Securing data across international collaborative environments is a key theme within military scientific research, one of which Dstl has been active for decades. By using an Information Based Security Architecture, based on Zero Trust Architecture, the data remains secure no matter who has access to the applications and systems.
The Exsel Group, an independent defence technology solutions company, recognised the potential this method could have within civilian domains and beyond and span out a new company, Tarian – meaning “shield” in Welsh/Gymraeg, to license this approach from Dstl. With a specialised focus on information and cyber security, they acknowledged the gap that many companies often miss in protecting their most valuable assets, data and information. They believe this provides an opportunity to complementing all the existing cybersecurity approaches with one that is novel: how do we protect and secure the actual data that runs through an organisation? After all, it’s that data that is important, and it’s that data that has a giant target on its figurative back.

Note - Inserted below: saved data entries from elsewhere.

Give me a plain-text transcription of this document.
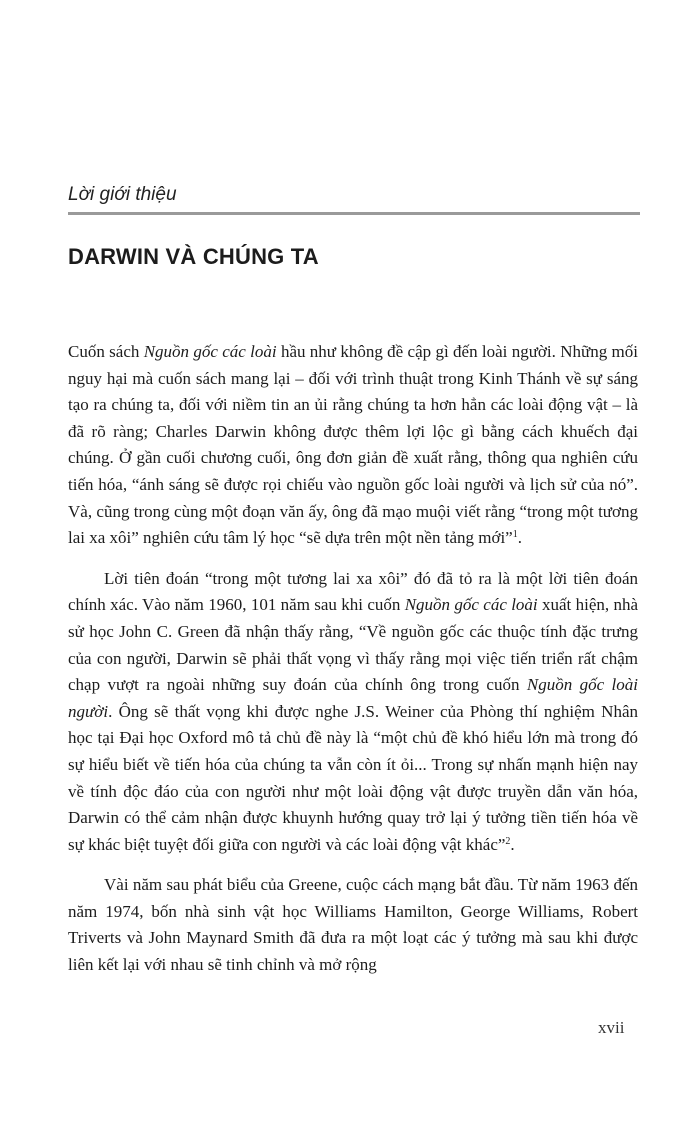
Lời giới thiệu
DARWIN VÀ CHÚNG TA

Cuốn sách Nguồn gốc các loài hầu như không đề cập gì đến loài người. Những mối nguy hại mà cuốn sách mang lại – đối với trình thuật trong Kinh Thánh về sự sáng tạo ra chúng ta, đối với niềm tin an ủi rằng chúng ta hơn hẳn các loài động vật – là đã rõ ràng; Charles Darwin không được thêm lợi lộc gì bằng cách khuếch đại chúng. Ở gần cuối chương cuối, ông đơn giản đề xuất rằng, thông qua nghiên cứu tiến hóa, “ánh sáng sẽ được rọi chiếu vào nguồn gốc loài người và lịch sử của nó”. Và, cũng trong cùng một đoạn văn ấy, ông đã mạo muội viết rằng “trong một tương lai xa xôi” nghiên cứu tâm lý học “sẽ dựa trên một nền tảng mới”$^1$.

Lời tiên đoán “trong một tương lai xa xôi” đó đã tỏ ra là một lời tiên đoán chính xác. Vào năm 1960, 101 năm sau khi cuốn Nguồn gốc các loài xuất hiện, nhà sử học John C. Green đã nhận thấy rằng, “Về nguồn gốc các thuộc tính đặc trưng của con người, Darwin sẽ phải thất vọng vì thấy rằng mọi việc tiến triển rất chậm chạp vượt ra ngoài những suy đoán của chính ông trong cuốn Nguồn gốc loài người. Ông sẽ thất vọng khi được nghe J.S. Weiner của Phòng thí nghiệm Nhân học tại Đại học Oxford mô tả chủ đề này là “một chủ đề khó hiểu lớn mà trong đó sự hiểu biết về tiến hóa của chúng ta vẫn còn ít ỏi... Trong sự nhấn mạnh hiện nay về tính độc đáo của con người như một loài động vật được truyền dẫn văn hóa, Darwin có thể cảm nhận được khuynh hướng quay trở lại ý tưởng tiền tiến hóa về sự khác biệt tuyệt đối giữa con người và các loài động vật khác”$^2$.

Vài năm sau phát biểu của Greene, cuộc cách mạng bắt đầu. Từ năm 1963 đến năm 1974, bốn nhà sinh vật học Williams Hamilton, George Williams, Robert Triverts và John Maynard Smith đã đưa ra một loạt các ý tưởng mà sau khi được liên kết lại với nhau sẽ tinh chỉnh và mở rộng

xvii
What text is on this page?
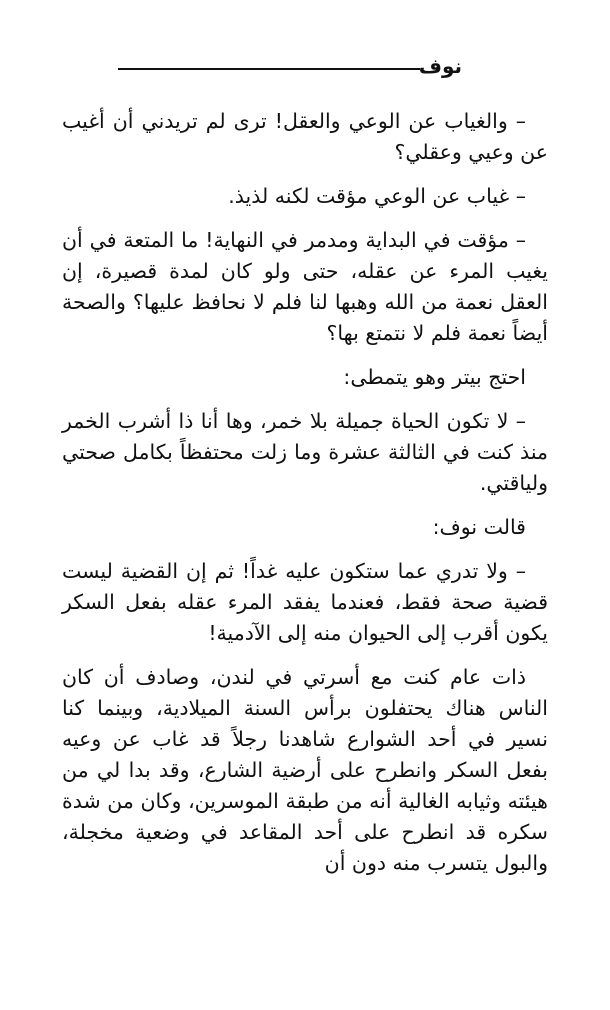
نوف

– والغياب عن الوعي والعقل! ترى لم تريدني أن أغيب عن وعيي وعقلي؟

– غياب عن الوعي مؤقت لكنه لذيذ.

– مؤقت في البداية ومدمر في النهاية! ما المتعة في أن يغيب المرء عن عقله، حتى ولو كان لمدة قصيرة، إن العقل نعمة من الله وهبها لنا فلم لا نحافظ عليها؟ والصحة أيضاً نعمة فلم لا نتمتع بها؟

احتج بيتر وهو يتمطى:

– لا تكون الحياة جميلة بلا خمر، وها أنا ذا أشرب الخمر منذ كنت في الثالثة عشرة وما زلت محتفظاً بكامل صحتي ولياقتي.

قالت نوف:

– ولا تدري عما ستكون عليه غداً! ثم إن القضية ليست قضية صحة فقط، فعندما يفقد المرء عقله بفعل السكر يكون أقرب إلى الحيوان منه إلى الآدمية!

ذات عام كنت مع أسرتي في لندن، وصادف أن كان الناس هناك يحتفلون برأس السنة الميلادية، وبينما كنا نسير في أحد الشوارع شاهدنا رجلاً قد غاب عن وعيه بفعل السكر وانطرح على أرضية الشارع، وقد بدا لي من هيئته وثيابه الغالية أنه من طبقة الموسرين، وكان من شدة سكره قد انطرح على أحد المقاعد في وضعية مخجلة، والبول يتسرب منه دون أن
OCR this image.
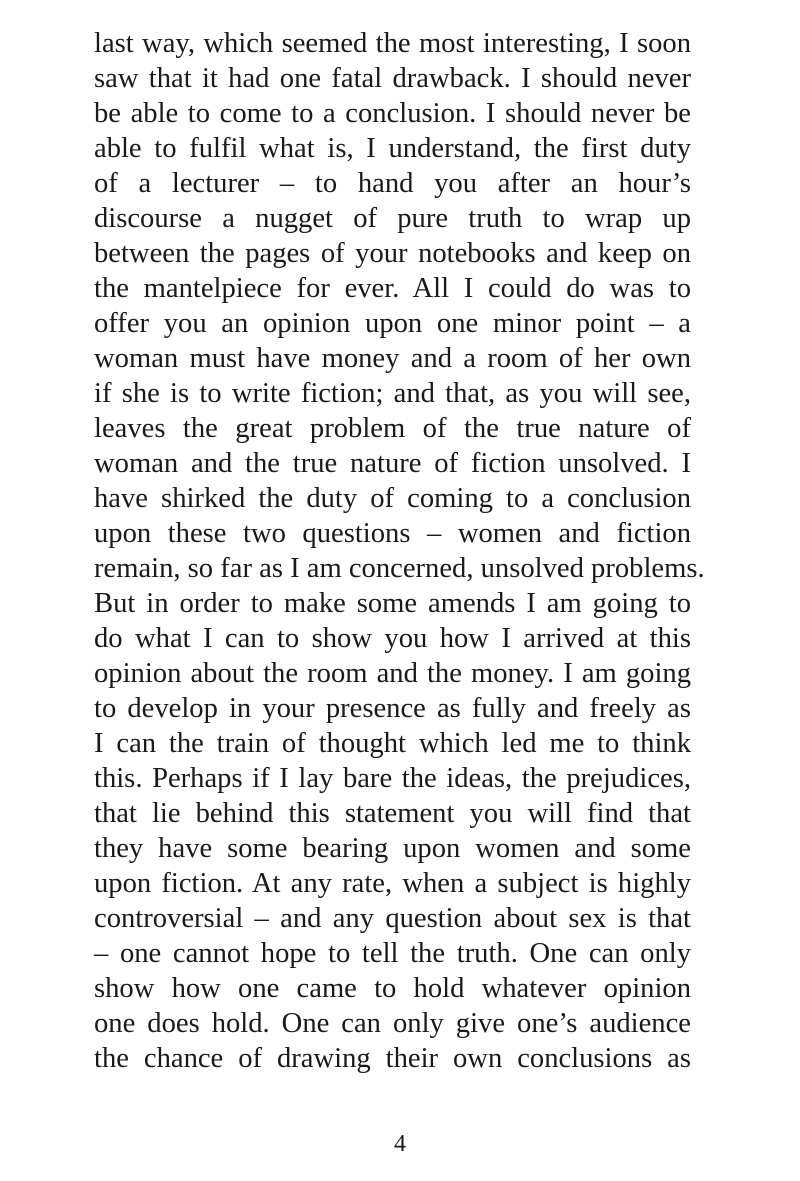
last way, which seemed the most interesting, I soon
saw that it had one fatal drawback. I should never
be able to come to a conclusion. I should never be
able to fulfil what is, I understand, the first duty
of a lecturer – to hand you after an hour’s
discourse a nugget of pure truth to wrap up
between the pages of your notebooks and keep on
the mantelpiece for ever. All I could do was to
offer you an opinion upon one minor point – a
woman must have money and a room of her own
if she is to write fiction; and that, as you will see,
leaves the great problem of the true nature of
woman and the true nature of fiction unsolved. I
have shirked the duty of coming to a conclusion
upon these two questions – women and fiction
remain, so far as I am concerned, unsolved problems.
But in order to make some amends I am going to
do what I can to show you how I arrived at this
opinion about the room and the money. I am going
to develop in your presence as fully and freely as
I can the train of thought which led me to think
this. Perhaps if I lay bare the ideas, the prejudices,
that lie behind this statement you will find that
they have some bearing upon women and some
upon fiction. At any rate, when a subject is highly
controversial – and any question about sex is that
– one cannot hope to tell the truth. One can only
show how one came to hold whatever opinion
one does hold. One can only give one’s audience
the chance of drawing their own conclusions as
4
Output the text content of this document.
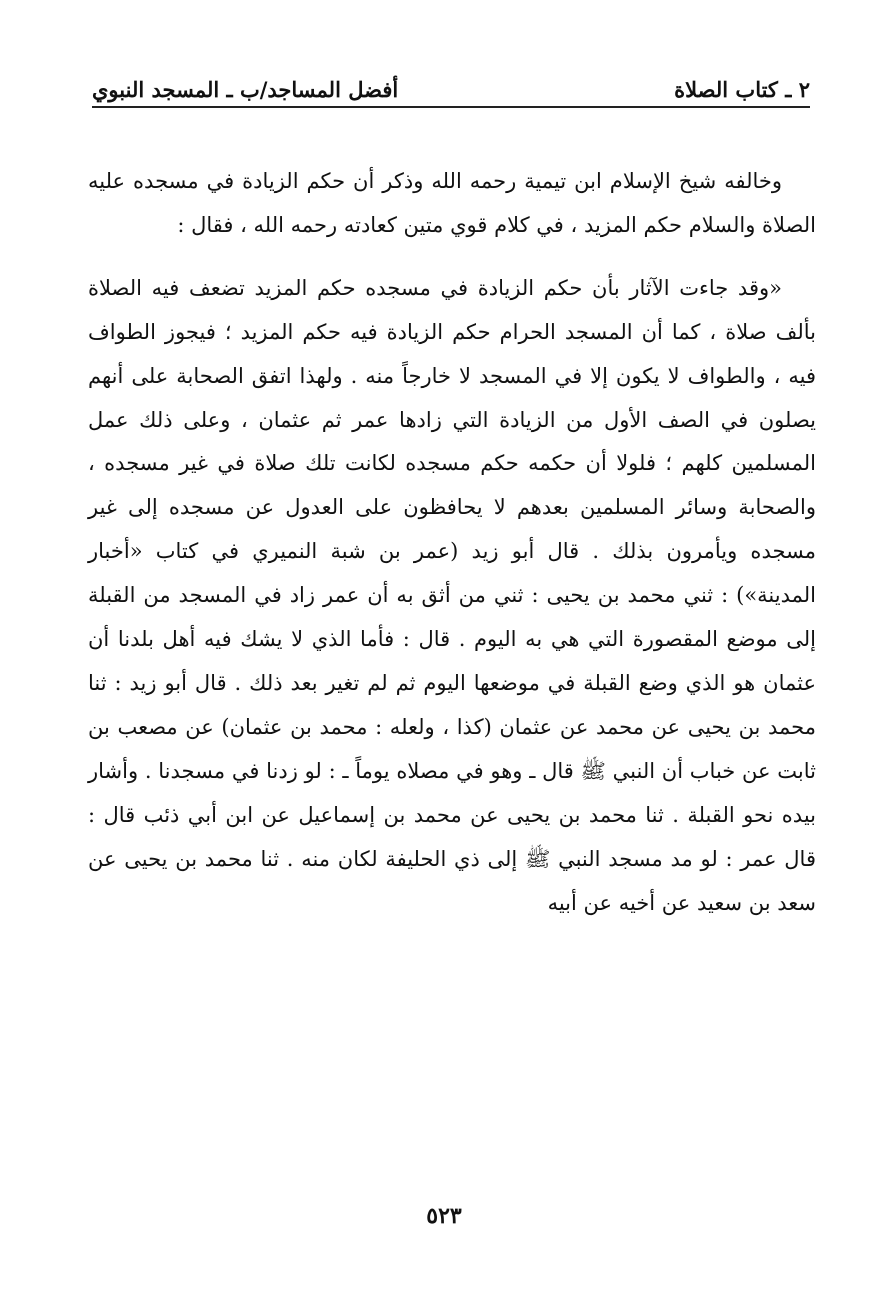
٢ ـ كتاب الصلاة
أفضل المساجد/ب ـ المسجد النبوي

وخالفه شيخ الإسلام ابن تيمية رحمه الله وذكر أن حكم الزيادة في مسجده عليه الصلاة والسلام حكم المزيد ، في كلام قوي متين كعادته رحمه الله ، فقال :

«وقد جاءت الآثار بأن حكم الزيادة في مسجده حكم المزيد تضعف فيه الصلاة بألف صلاة ، كما أن المسجد الحرام حكم الزيادة فيه حكم المزيد ؛ فيجوز الطواف فيه ، والطواف لا يكون إلا في المسجد لا خارجاً منه . ولهذا اتفق الصحابة على أنهم يصلون في الصف الأول من الزيادة التي زادها عمر ثم عثمان ، وعلى ذلك عمل المسلمين كلهم ؛ فلولا أن حكمه حكم مسجده لكانت تلك صلاة في غير مسجده ، والصحابة وسائر المسلمين بعدهم لا يحافظون على العدول عن مسجده إلى غير مسجده ويأمرون بذلك . قال أبو زيد (عمر بن شبة النميري في كتاب «أخبار المدينة») : ثني محمد بن يحيى : ثني من أثق به أن عمر زاد في المسجد من القبلة إلى موضع المقصورة التي هي به اليوم . قال : فأما الذي لا يشك فيه أهل بلدنا أن عثمان هو الذي وضع القبلة في موضعها اليوم ثم لم تغير بعد ذلك . قال أبو زيد : ثنا محمد بن يحيى عن محمد عن عثمان (كذا ، ولعله : محمد بن عثمان) عن مصعب بن ثابت عن خباب أن النبي ﷺ قال ـ وهو في مصلاه يوماً ـ : لو زدنا في مسجدنا . وأشار بيده نحو القبلة . ثنا محمد بن يحيى عن محمد بن إسماعيل عن ابن أبي ذئب قال : قال عمر : لو مد مسجد النبي ﷺ إلى ذي الحليفة لكان منه . ثنا محمد بن يحيى عن سعد بن سعيد عن أخيه عن أبيه

٥٢٣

With the express purpose of working alongside pre-existing infrastructure that protects other areas of the network, Tarian uses their DCS approach to address the need of data protection as a complementary tool to network protection. So, in order to increase the protection levels of data, Tarian looks to protect the data itself. It also doesn’t require an entire rip and replace of existing systems to do this!
Ploughshare is 100% owned by MOD and was established in 2005 to licence Government-owned intellectual property arising from R&D programmes into industry.
They are integral in licensing IP from Dstl-backed research and interlinking those spin-outs and licensee companies with the connecting networks of people they may need to know in their early-stage of the growth to provide benefit to not only the government, but ultimately – the taxpayer.
In this case, Tarian was able to licence the technology from Dstl, through Ploughshare to create a new product line, Bastion, to widen the reach of DCS to new sectors. They will also make it available at the departmental range or to Small and Medium Sized Enterprises. In the times we live in today, it isn’t only the large corporates or Government teams that are vulnerable to data breaches, nor do these threats always originate from the ‘outside’.
Moving forward, the future is full of possibilities for DCS. As a licensee to this technology, Tarian is well placed to identify and create markets for this technology, honing the approach through customer pilots. The organisation is taking their expertise in this domain, and shifting towards a more consultative model, known as Bastion. Bastion takes a holistic approach to exploring an organisation’s data infrastructure, and demonstrates how that organisation can better protect their data.
Tarian’s knowledge of how a Data-centric Security approach can help other industries is also ensuring it looks further than its original defence pedigree. Industries such as pharmaceuticals, legal, and financial services all have data that is sensitive, and organisations that don’t protect it run the risk of colossal fines should that data be compromised – whether internally or externally. The data tools that Tarian have are able to redact data on the fly to comply with governance and clearance requirements, it can also show the best way to protect the data itself in an organisation’s infrastructure.
The future for data security is bright, and a data centric security approach is an Occam’s razor for the questions that consumers, industries, and governments alike have when it comes to protecting the data that is held by and on behalf of them all.